Comment 10 Fedora Update System 2020-11-04 15:41:07 UTC
FEDORA-2020-4fb5288e2c has been submitted as an update to Fedora 32. https://bodhi.fedoraproject.org/updates/FEDORA-2020-4fb5288e2c

Comment 11 Fedora Update System 2020-11-04 15:42:05 UTC
FEDORA-2020-10f706cd37 has been submitted as an update to Fedora 33. https://bodhi.fedoraproject.org/updates/FEDORA-2020-10f706cd37

Comment 12 Fedora Update System 2020-11-05 02:02:48 UTC
FEDORA-2020-4fb5288e2c has been pushed to the Fedora 32 testing repository.
In short time you'll be able to install the update with the following command:
`sudo dnf upgrade --enablerepo=updates-testing --advisory=FEDORA-2020-4fb5288e2c`
You can provide feedback for this update here: https://bodhi.fedoraproject.org/updates/FEDORA-2020-4fb5288e2c

See also https://fedoraproject.org/wiki/QA:Updates_Testing for more information on how to test updates.

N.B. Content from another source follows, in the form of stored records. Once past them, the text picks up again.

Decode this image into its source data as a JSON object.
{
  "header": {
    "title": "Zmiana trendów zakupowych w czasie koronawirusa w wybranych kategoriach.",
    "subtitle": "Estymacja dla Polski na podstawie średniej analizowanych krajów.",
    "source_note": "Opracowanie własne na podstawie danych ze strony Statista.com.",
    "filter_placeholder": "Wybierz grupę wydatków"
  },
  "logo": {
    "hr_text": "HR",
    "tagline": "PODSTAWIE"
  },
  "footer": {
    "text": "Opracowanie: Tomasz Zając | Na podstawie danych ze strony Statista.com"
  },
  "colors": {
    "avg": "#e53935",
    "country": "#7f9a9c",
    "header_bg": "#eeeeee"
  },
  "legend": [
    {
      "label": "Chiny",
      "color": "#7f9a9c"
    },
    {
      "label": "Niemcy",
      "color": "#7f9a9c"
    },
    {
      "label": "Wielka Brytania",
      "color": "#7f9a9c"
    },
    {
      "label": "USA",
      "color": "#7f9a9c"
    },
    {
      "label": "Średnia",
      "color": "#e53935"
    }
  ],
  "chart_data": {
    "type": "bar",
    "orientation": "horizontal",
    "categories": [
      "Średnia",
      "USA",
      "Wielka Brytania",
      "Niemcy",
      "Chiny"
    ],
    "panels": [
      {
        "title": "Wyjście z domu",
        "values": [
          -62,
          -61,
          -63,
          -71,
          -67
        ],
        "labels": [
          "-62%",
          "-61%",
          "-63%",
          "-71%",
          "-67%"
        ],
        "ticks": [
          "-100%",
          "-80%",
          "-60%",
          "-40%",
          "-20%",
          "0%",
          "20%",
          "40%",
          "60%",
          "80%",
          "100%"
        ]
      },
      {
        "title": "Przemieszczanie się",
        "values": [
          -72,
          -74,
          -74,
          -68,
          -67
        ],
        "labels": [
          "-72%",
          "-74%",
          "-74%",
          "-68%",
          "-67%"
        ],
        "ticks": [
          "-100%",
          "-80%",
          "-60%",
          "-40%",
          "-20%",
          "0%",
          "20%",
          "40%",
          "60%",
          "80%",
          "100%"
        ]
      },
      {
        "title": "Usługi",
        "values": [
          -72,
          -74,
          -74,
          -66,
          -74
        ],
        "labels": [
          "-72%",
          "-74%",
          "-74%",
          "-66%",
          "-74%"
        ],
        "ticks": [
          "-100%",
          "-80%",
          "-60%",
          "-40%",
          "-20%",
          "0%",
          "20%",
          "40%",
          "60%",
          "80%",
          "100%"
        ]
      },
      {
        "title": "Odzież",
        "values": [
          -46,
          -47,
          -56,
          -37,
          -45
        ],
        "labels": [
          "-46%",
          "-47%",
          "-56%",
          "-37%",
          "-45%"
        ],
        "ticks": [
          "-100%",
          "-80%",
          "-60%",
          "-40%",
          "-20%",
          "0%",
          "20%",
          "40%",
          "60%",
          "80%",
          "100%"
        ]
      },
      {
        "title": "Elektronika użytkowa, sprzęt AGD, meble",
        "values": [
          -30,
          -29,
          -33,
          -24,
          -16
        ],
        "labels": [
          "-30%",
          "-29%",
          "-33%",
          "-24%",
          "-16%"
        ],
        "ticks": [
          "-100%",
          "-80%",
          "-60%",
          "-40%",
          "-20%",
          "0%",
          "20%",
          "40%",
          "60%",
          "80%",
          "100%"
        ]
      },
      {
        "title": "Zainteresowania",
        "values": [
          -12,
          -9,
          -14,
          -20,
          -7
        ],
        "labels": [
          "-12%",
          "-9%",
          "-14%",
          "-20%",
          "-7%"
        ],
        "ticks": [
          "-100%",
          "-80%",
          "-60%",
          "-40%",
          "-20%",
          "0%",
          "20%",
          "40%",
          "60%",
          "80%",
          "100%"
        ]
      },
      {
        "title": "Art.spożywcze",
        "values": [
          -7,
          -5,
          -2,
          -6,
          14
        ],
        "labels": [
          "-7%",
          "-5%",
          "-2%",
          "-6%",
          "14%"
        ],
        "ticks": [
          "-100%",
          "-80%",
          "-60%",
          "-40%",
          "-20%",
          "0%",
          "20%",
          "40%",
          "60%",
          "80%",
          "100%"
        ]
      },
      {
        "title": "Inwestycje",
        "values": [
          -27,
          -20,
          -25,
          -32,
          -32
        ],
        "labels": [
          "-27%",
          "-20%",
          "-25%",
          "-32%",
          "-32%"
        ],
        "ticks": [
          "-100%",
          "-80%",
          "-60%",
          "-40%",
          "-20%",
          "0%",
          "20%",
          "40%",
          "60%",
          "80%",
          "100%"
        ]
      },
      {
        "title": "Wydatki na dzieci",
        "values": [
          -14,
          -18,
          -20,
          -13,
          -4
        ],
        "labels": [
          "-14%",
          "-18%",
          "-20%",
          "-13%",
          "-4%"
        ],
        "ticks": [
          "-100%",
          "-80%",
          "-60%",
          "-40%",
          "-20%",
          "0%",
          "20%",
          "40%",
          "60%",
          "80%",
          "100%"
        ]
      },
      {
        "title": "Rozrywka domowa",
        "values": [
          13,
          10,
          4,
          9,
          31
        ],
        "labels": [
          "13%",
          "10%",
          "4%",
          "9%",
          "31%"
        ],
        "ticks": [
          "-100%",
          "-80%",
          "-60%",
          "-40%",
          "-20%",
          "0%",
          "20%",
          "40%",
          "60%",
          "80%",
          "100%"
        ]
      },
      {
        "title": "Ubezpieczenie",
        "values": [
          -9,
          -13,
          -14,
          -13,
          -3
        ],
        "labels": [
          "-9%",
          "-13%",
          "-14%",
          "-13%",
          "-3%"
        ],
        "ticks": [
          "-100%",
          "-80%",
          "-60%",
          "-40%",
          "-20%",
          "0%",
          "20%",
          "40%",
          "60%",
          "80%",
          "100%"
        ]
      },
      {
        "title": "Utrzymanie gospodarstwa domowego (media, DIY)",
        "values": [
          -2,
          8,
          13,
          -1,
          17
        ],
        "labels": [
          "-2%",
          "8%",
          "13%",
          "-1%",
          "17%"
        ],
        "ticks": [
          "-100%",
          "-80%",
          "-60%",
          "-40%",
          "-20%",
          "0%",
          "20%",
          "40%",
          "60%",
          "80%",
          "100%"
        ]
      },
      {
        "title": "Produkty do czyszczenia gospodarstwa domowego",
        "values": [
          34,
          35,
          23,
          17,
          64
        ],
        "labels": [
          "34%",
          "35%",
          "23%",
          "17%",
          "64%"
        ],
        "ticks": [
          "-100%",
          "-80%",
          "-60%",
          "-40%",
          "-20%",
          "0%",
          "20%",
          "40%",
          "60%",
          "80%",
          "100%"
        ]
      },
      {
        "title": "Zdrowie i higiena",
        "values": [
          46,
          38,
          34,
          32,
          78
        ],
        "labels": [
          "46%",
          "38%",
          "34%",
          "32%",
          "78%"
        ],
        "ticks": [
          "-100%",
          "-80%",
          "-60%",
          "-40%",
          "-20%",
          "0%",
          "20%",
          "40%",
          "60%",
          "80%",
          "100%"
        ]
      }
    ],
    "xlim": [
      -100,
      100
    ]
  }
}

Comment 13 Fedora Update System 2020-11-05 03:28:14 UTC
FEDORA-2020-10f706cd37 has been pushed to the Fedora 33 testing repository.
In short time you'll be able to install the update with the following command:
`sudo dnf upgrade --enablerepo=updates-testing --advisory=FEDORA-2020-10f706cd37`
You can provide feedback for this update here: https://bodhi.fedoraproject.org/updates/FEDORA-2020-10f706cd37

See also https://fedoraproject.org/wiki/QA:Updates_Testing for more information on how to test updates.

Comment 14 Fedora Update System 2020-11-09 01:12:16 UTC
FEDORA-2020-10f706cd37 has been pushed to the Fedora 33 stable repository.
If problem still persists, please make note of it in this bug report.

Comment 15 Fedora Update System 2020-11-28 02:10:04 UTC
FEDORA-2020-4fb5288e2c has been pushed to the Fedora 32 stable repository.
If problem still persists, please make note of it in this bug report.